Jane Anderson, a Senior Associate Solicitor in the Commercial Litigation department at Irwin Mitchell, represented Mrs Haywood in the case against Newcastle Upon Tyne NHS Foundation Trust.

Expert Opinion
“This has been a long and extremely stressful case for Sandi and I am delighted that the Supreme Court has ruled in her favour.

“This is a significant case particularly as it provides a definitive answer to the question of when does the notice period start if an employee is dismissed on written notice posted to them as opposed to communicated to them in person.”
Jane Anderson, Senior Associate Solicitor

Caspar Glyn QC, employment barrister from Cloisters said: “It was a real pleasure to represent Sandi and obtain the justice that she’s waited so long for - she’s been lucky to have Irwin Mitchell stand behind her. The case is also legally significant in that it’s created a new implied term in every employment contract.”

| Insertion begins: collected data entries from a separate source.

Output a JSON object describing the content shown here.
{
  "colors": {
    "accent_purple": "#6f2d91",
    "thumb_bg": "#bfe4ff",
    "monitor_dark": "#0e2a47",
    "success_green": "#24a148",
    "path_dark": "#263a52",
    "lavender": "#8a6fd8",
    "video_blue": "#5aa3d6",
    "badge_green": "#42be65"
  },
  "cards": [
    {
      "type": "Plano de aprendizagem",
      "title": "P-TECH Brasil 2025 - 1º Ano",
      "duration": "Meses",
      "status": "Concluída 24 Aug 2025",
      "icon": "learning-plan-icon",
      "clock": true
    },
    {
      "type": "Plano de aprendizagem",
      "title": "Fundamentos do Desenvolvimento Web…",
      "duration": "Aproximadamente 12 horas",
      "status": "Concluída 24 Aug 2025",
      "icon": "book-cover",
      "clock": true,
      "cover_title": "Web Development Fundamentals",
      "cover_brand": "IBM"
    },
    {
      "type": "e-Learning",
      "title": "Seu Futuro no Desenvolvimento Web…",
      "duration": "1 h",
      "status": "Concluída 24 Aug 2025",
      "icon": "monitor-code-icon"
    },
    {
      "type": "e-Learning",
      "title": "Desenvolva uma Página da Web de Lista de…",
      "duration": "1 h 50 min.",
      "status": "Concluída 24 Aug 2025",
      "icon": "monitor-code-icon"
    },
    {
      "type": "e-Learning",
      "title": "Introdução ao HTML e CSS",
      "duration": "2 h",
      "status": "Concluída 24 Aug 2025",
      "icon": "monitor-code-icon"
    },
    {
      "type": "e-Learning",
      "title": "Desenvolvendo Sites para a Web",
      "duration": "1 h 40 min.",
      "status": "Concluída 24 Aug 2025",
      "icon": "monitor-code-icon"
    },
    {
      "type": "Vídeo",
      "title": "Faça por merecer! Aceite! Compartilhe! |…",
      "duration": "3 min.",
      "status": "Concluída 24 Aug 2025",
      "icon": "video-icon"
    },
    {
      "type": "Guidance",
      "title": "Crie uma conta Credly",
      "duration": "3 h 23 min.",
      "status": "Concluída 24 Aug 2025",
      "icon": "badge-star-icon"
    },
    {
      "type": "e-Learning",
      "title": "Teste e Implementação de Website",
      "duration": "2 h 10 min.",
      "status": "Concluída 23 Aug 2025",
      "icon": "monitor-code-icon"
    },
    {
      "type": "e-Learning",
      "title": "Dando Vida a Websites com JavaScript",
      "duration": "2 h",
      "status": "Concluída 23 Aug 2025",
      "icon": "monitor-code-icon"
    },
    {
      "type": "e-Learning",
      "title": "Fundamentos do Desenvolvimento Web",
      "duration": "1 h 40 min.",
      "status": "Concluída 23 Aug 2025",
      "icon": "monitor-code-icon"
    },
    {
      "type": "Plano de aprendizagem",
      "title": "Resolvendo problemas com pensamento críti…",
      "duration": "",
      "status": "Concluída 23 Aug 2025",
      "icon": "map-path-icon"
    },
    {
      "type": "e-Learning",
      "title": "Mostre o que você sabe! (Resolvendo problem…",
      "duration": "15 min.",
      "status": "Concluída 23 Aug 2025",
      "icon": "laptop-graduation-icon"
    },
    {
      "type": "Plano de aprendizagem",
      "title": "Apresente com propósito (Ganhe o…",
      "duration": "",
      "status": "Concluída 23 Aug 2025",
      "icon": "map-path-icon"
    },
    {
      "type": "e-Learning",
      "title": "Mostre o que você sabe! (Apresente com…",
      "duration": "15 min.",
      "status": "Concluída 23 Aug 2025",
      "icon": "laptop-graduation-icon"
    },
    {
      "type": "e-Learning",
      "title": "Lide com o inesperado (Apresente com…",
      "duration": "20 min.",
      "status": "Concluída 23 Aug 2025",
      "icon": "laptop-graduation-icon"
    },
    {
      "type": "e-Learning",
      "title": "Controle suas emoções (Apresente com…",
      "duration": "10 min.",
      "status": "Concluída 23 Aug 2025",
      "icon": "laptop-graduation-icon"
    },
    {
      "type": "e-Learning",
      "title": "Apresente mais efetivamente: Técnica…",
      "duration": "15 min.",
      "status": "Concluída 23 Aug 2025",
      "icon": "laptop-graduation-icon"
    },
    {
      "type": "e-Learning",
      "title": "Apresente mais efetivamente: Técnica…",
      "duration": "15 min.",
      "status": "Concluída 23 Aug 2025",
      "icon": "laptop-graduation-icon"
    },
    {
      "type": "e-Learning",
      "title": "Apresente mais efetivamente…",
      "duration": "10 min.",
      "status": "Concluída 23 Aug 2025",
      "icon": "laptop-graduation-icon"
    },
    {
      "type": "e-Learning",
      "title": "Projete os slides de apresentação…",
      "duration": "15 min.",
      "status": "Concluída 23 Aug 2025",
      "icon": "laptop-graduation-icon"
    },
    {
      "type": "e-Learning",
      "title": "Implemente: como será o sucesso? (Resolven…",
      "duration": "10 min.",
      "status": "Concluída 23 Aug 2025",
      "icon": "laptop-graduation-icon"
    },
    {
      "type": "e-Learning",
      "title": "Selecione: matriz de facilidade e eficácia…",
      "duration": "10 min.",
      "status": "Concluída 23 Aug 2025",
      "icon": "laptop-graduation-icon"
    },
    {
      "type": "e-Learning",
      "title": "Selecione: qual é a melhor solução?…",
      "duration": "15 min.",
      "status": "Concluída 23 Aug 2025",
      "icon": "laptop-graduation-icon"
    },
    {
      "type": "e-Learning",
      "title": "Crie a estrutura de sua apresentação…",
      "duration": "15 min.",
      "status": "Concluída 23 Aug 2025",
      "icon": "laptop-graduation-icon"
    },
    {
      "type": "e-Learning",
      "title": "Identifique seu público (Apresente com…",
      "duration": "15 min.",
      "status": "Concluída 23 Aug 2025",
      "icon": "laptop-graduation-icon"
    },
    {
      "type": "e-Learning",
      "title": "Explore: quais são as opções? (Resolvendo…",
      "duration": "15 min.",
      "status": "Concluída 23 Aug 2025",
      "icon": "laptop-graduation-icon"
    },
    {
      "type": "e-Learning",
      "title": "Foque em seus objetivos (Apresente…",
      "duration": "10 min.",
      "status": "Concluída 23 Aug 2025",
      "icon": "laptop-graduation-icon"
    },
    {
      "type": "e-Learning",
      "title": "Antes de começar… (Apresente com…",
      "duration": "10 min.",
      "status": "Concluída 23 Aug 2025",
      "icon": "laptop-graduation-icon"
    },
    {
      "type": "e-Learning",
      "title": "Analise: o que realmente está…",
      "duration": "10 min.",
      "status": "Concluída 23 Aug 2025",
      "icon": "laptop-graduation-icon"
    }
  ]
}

Sandi Haywood said: “I’m of course delighted by the outcome of this case and relieved the matter has been resolved. As I’ve said since the beginning, I have just wanted to be treated fairly and wish that the Trust recognised this rather than pursuing the matter and spending significant legal costs which could have been money spent on patient care.”

Expert Opinion
“It’s also an important case for Irwin Mitchell as it shows how the firm is open to using alternative funding arrangements to represent private individuals against large organisations.

“Sandi was funded by Legal Expenses Insurance in the first instance claim. We then acted for her on a Conditional Fee Arrangement with an After The Event insurance policy for the Court of Appeal and Supreme Court. Without that she would not have had the ability to resist the two appeals made against her and the original judgment.”